Defendants dispute these dates, asserting that Plaintiff’s leave of absence was from January 13, 1993 until July 13, 1993. However, they do admit albeit contradictorily that Plaintiff returned to the BOC on or about May 30, 1993.
United Industrial, Service, Transportation, Professional & Government Workers of North America Seafarers International Union of North America.

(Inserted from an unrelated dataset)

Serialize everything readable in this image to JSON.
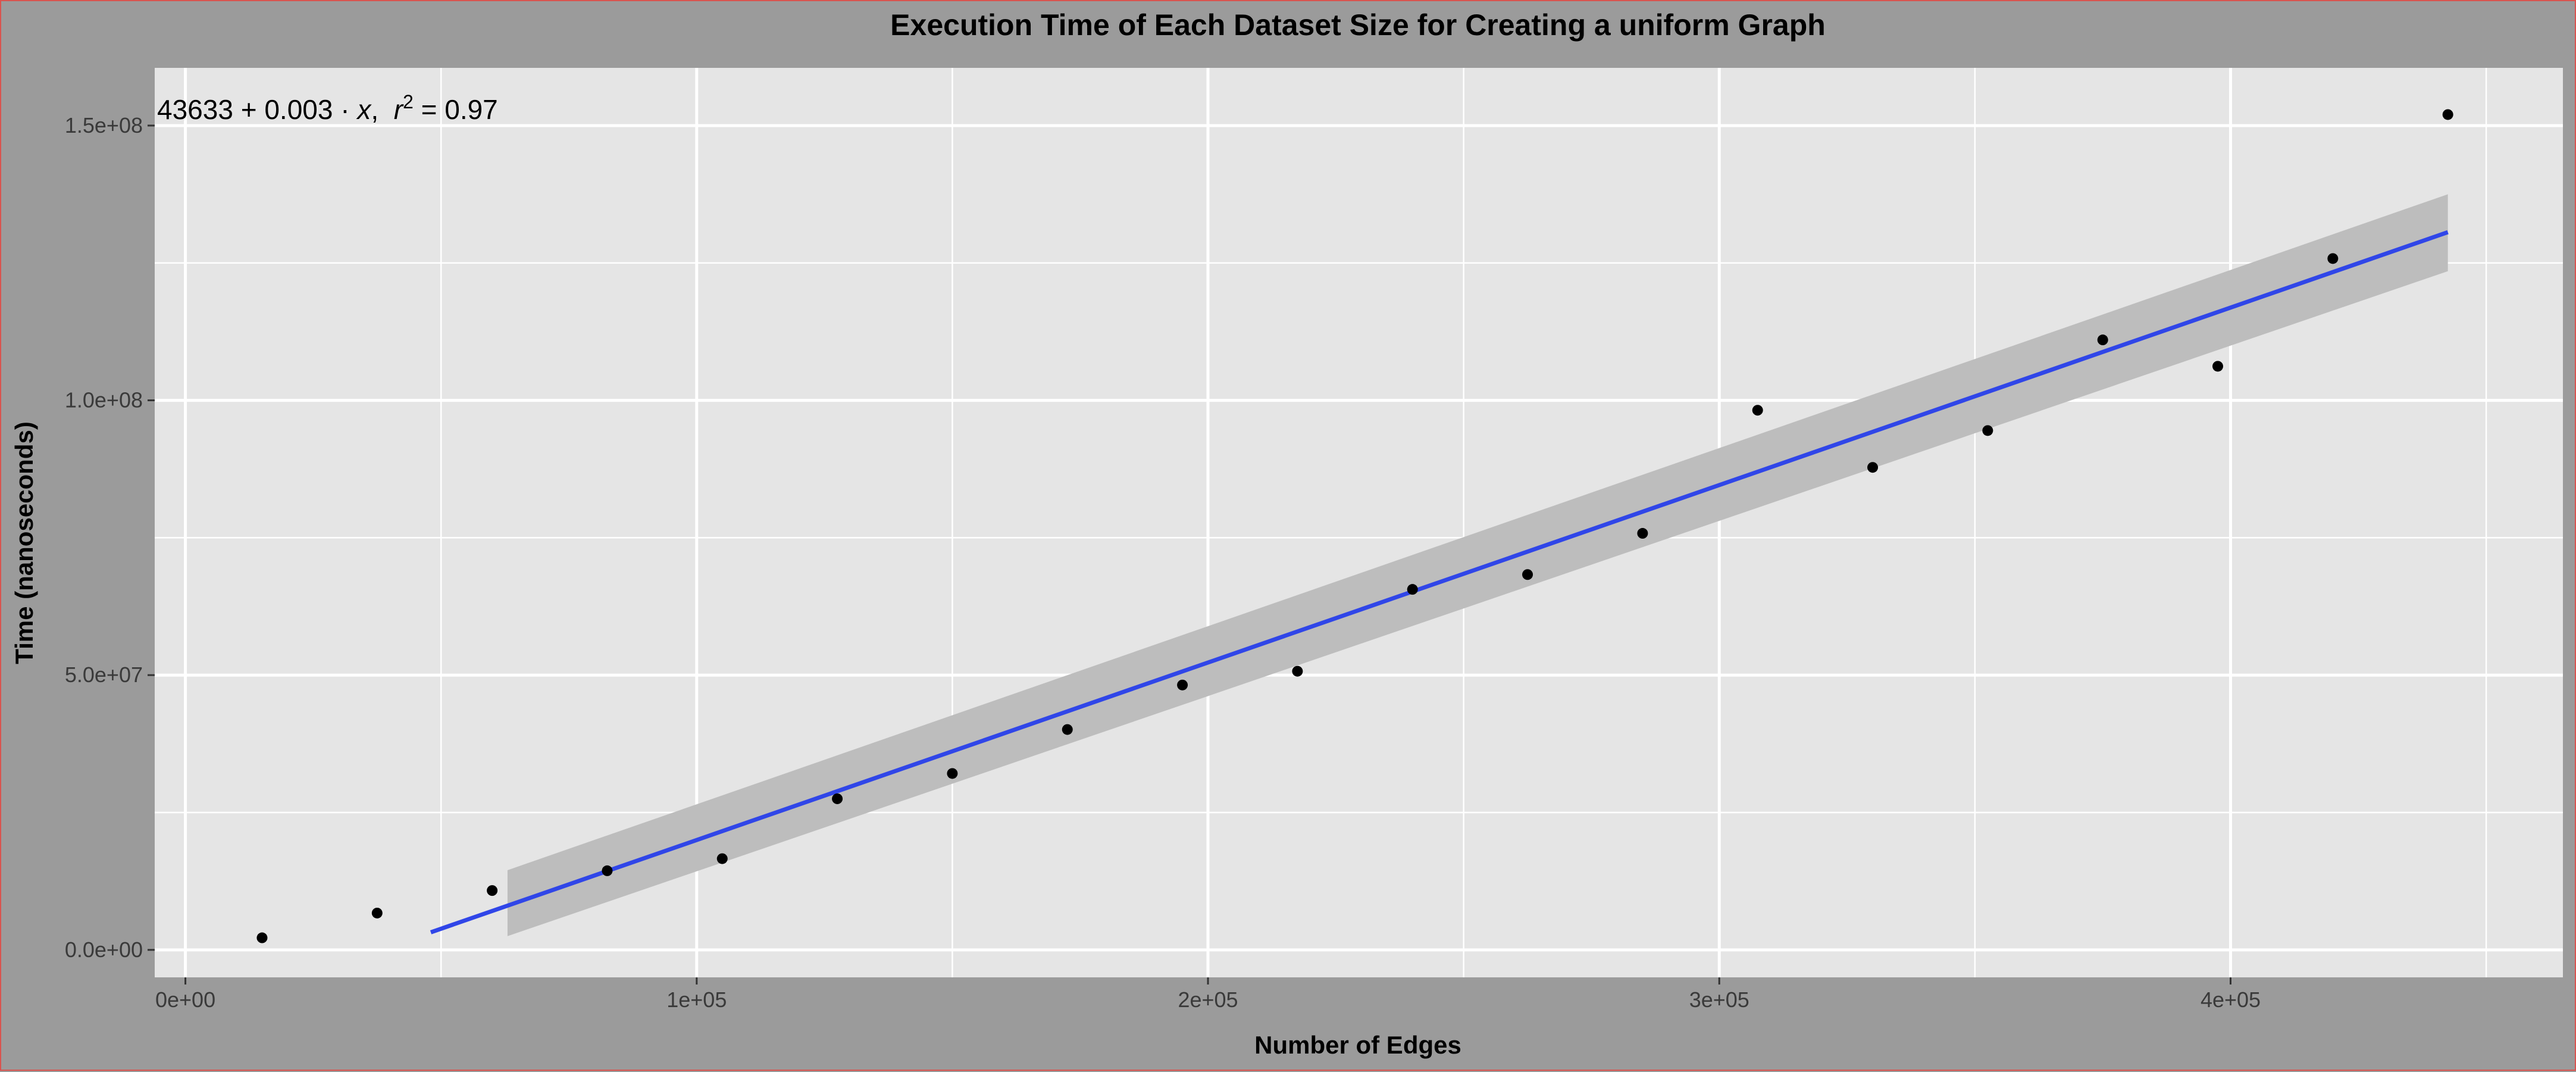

Defendants contend that Plaintiffs failure to exhaust remedies defeats this Court’s subject matter jurisdiction. However, there is no consensus regarding this idea. Some courts have found that failure to exhaust is in the nature of statutes of limitations and does not affect a court’s subject matter jurisdiction. See Anjelino v. New York Times Co., 200 F.3d 73, 87 (3d Cir. 1999); Hornsby v. U.S. Postal Service, 787 F.2d 87, 89 (3d Cir. 1986); Zipes v. Trans World Airlines, Inc., 455 U.S. 385, 392-98 (1982). The latter interpretation applies to the present case and disposes of Defendants’ argument.